>Here are my questions:
>1) How can we calculate the DC voltages of this stage. Opamps
should be
>easy, right ;-)
Ok, it all starts with the +8v feeding in thru R4(510k)...that's
the biasing reference voltage going into U4 pin 3. Since U4's
bias current
is so small, there'll be a very small D.C. voltage drop across
R4, and
pin 3 will end up with almost +8v too.
Now at 0Hz (D.C. voltage), U4 has INCREDIBLE gain. That is, if
there's ANY voltage difference between the two input pins (pin 2
and
pin 3), the output D.C. voltage (at pin 1) will saturate:
if pin 2 is ABOVE pin 3, the output will saturate down near zero
volts...
if pin 2 is BELOW pin 3, the output will saturate up near +12v.

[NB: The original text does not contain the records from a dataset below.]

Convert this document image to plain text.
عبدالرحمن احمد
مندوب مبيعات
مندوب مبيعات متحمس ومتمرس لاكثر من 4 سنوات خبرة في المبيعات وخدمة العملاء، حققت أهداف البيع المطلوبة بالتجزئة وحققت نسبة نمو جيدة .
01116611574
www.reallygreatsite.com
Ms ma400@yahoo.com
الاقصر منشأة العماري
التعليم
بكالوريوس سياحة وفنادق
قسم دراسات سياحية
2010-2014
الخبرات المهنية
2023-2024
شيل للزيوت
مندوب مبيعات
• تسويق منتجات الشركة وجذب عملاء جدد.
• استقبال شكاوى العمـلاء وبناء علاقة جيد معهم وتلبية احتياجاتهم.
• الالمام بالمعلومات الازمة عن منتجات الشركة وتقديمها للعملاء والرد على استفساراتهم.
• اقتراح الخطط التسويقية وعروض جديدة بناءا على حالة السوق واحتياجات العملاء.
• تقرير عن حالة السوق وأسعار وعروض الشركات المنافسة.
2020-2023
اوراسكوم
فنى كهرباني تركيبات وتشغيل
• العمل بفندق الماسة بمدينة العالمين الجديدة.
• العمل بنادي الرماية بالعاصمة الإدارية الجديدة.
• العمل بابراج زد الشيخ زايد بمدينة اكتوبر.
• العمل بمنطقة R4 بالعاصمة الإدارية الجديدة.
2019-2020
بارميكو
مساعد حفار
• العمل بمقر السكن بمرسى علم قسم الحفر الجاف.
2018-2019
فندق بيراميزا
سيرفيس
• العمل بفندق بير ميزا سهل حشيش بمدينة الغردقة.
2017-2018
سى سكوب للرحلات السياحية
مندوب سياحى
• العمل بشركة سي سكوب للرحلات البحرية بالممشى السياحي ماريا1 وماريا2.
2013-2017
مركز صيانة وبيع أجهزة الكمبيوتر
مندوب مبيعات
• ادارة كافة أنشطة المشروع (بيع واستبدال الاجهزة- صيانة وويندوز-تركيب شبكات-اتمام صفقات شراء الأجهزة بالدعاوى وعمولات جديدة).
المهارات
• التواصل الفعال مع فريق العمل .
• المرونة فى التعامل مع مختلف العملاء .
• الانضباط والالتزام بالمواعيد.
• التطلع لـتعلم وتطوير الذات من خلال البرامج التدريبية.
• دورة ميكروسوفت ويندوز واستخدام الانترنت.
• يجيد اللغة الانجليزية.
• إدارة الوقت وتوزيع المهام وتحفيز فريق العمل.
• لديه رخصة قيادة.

Notice that there's a DC path from the output (pin 1) back to the
"-"
input (pin 2) through R7(510K). Once again, the D.C. current
drawn
into pin 2 through this resistor is tiny (insignificant). So to
keep
pin 2 = pin 3, the output will have to sit very close to +8v.
So all three pins sit close to +8v.
If you were to drag pin 3 down to +6v, the other two pins would
follow.
Ain't negative feedback wonderful?
>
>2) How do we calculate the gain of this stage. The manual
says 30db.
>What is the voltage gain?
>
This is AC gain (DC gain is zero since C20 and C21 block DC
voltages). AC gain is set mostly by the ratio of R7(510K) to
R2(10K).
This gives a gain of about 50. Actually, source impedance is a
little
higher than 10k, since we should add U3's output resistance of
1500
ohms (reducing gain a little).
That's where the 30 dB comes from. But you can consider that gain
is
actually twice that, since BOTH output signals from U3 pin 4 and
U3
pin 5 are used to drive U4 (each have the same AC amplitude).
This is
a differential amplifier configuration.
>3) Why is C21 smaller than C20?
>
To find the answer, you should look at the input impedance
going into each input to U4 (this gets tricky):
Input Z looking into R2 is 5K, not 10k as you might expect.
Consider
that when the input side of R2 is going UP, its output side is
going
DOWN by about the same amount. Remember, pin 2's voltage tracks
pin
3's voltage...and pin 3 is driven from U3 with a signal of
similar
amplitude, but opposite polarity.
Input Z looking into R3 is very very high, since each end of
R3 has the same AC voltage on it....except for the effect of
C22(150pf)
and R4(510K). R4 actually sets the upper limit on input Z here.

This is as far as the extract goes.